I am just fine with my “only.” I read, I write, I think the thoughts put on hold for the past 17 days, I doze. When it gets too hot I go stand under some giant mushroom water shower thing, fully clothed, lower my internal body temp, and then go back to my seat. A little over three hours later my two water rats come back: you won’t believe it! C’est incroyable! We saw Camille’s brother he is here he is here wiz her family! Unbelievable. What are the chances? It’s the last week of the exchange, in a park holding hot bodies in the tens of thousands, and here are two brothers who live in the same house half a globe away? It’s a French miracle. Desperately I try to text the other host family with what’s left of my cell phone juice, pulling every string I can to track them down. Too late! The boys are already “tubes up!” into the lazy river and can’t be bothered.

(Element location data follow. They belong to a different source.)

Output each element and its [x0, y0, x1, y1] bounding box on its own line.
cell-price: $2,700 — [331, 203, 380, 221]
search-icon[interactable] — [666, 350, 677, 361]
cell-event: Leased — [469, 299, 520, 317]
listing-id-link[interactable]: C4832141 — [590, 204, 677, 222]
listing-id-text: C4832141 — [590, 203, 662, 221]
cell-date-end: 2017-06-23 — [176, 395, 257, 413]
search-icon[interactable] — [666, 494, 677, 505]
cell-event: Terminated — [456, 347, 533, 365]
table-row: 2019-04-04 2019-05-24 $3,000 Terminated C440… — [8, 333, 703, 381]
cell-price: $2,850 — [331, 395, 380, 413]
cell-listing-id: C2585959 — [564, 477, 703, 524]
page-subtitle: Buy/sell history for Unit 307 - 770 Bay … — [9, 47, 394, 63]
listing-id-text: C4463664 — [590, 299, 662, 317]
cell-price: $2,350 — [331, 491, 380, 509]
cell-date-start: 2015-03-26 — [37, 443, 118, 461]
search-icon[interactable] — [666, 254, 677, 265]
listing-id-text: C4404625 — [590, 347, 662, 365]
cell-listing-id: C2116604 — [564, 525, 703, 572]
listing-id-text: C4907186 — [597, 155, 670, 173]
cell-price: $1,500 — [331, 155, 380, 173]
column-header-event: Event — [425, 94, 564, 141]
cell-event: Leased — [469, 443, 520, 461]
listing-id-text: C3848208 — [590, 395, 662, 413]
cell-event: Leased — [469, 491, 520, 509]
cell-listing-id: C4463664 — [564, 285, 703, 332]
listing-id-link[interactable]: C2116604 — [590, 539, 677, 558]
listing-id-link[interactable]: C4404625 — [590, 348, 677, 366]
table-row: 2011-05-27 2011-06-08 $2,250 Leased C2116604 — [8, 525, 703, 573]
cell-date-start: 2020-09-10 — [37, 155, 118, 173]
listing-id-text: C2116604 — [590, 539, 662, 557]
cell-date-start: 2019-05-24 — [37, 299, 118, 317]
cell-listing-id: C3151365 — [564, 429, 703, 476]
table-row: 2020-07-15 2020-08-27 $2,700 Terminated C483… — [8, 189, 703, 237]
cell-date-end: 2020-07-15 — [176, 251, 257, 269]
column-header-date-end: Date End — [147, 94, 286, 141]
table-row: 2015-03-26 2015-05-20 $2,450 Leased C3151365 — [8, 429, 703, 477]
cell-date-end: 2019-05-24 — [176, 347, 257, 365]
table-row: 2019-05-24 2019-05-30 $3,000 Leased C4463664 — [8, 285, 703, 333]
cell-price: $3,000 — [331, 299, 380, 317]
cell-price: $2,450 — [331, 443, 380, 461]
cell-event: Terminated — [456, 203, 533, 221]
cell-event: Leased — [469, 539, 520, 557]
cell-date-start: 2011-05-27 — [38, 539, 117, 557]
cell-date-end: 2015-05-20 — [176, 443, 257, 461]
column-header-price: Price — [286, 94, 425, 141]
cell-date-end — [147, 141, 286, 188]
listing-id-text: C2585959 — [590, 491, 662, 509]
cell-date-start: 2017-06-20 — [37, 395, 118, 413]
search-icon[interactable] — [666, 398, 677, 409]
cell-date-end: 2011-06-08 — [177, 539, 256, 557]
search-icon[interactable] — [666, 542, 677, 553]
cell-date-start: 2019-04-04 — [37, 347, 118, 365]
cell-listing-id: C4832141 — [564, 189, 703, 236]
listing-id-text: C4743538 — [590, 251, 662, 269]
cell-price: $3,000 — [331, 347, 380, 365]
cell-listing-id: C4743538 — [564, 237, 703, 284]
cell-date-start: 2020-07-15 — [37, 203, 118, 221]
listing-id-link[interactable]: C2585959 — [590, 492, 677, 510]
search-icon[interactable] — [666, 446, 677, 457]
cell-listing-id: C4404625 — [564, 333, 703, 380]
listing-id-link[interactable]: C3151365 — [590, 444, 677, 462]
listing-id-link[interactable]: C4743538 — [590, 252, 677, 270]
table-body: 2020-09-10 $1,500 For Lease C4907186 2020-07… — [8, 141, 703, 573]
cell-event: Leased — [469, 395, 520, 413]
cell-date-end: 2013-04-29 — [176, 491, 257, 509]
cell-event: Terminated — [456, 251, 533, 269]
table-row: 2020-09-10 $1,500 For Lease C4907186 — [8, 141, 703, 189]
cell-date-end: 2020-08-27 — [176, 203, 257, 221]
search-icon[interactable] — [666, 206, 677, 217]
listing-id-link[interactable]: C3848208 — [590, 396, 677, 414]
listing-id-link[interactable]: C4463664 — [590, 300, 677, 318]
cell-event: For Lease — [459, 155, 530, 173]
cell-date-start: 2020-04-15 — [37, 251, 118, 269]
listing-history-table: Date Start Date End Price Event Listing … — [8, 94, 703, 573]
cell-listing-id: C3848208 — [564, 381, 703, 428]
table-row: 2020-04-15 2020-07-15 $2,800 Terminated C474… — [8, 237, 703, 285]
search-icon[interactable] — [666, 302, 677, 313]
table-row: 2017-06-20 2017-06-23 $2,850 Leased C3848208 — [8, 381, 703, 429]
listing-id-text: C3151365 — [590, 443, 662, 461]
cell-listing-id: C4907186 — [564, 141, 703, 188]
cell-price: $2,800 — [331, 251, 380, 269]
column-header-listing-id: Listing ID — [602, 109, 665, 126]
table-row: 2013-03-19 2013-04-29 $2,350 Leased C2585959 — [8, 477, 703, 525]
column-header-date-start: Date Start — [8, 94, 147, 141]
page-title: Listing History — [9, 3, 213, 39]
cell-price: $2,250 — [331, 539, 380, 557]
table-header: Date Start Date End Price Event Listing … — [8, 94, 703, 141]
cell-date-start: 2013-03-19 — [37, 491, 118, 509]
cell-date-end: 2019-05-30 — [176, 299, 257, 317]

It’s wild, truly wild where life takes you. Last year, it took me the base of the Eiffel Tower. The real one, with my daughters. We could not go up because in that single day in August last summer, they went on strike. Tickets for the remaining days before our departure were sold out months before, and the tickets I had carefully secured online were no good. We stood under her soaring steel limbs and gazed upward in awe. Worth a trip from any angle, but still, a sorely missed part of our itinerary. We took dozens of artsy photos and breathed in her raw majesty, but for the bird’s eye view of all Paris, we could only imagine. This summer, a year later, I am about to get that bird’s eye view of all—er, rural Virginia. We are hurrying through the park to meet with Will who has gone off alone for the last 15 minutes before the park closes to ride the “Berzerker.” I didn’t want him to miss out, and Camille and I agree that a ride named after mental infirmity is probably a bad start.  Instead, he and I rode soaring biplanes, high above the trees. “Promise!” Camille yells to me as the little planes start to ascend, “You promise. Open you EYES! And so it goes. Me feeling like an overgrown kid strapped into an orbiting aluminum toy plane at 9:30 at night, following an undergrown teen in his perfect element, soaring through the night air, his face illuminated and shining with all the lights when he turns around to look at me. When we are on the ground again we hurry, hurry side by side to the park exit and to William. Out of the blue he throws his arm around me, or around my side, as we are walking and he is too short to reach my shoulder; it’s more like a walking “side hug,” and he grips my arm trying to match my stride: “Sank you for ziss. Sank you, Jennifer” (pronounced geneefair). “I sink you are my American muzzer. And I am your French ked.” Yes, Camille. Yes. I knew there wasn’t anything holding me to those tracks. Force of love. Remember? Most powerful force on the planet, my ked.

So that is how I find myself five minutes before the park closes riding a tiny elevator up into the darkness and the (mock) three floors of Le Tour Eiffel de Kings Dominion. Camille detoured us with three minutes to spare and here we are, elevator opening for the last time tonight. I am climbing the EIFFEL TOWER (kind-of) with a French ked in the middle of the night in the middle of my life. What are the chances? Do you see things like this coming? I certainly didn’t, but then the ride is so fast I don’t always have my eyes open. (Thank you, Camille.) Apparently this little scale model is one third the height of the original. Still it soars over the park, and the views at night are breathtaking because there are lights as far as the eye can see. All lights and beautiful colors blinking and glinting for miles. The air up here has cooled, and a light rain is beginning to fall, more like a mist. We stand there, gazing out over the iron rails, silenced by beauty. On the night breeze, the satisfaction and gratitude for the day we have accomplished hums quietly, like electricity. His eyes are bright. My eyes are un peu wet. And oh, are they open.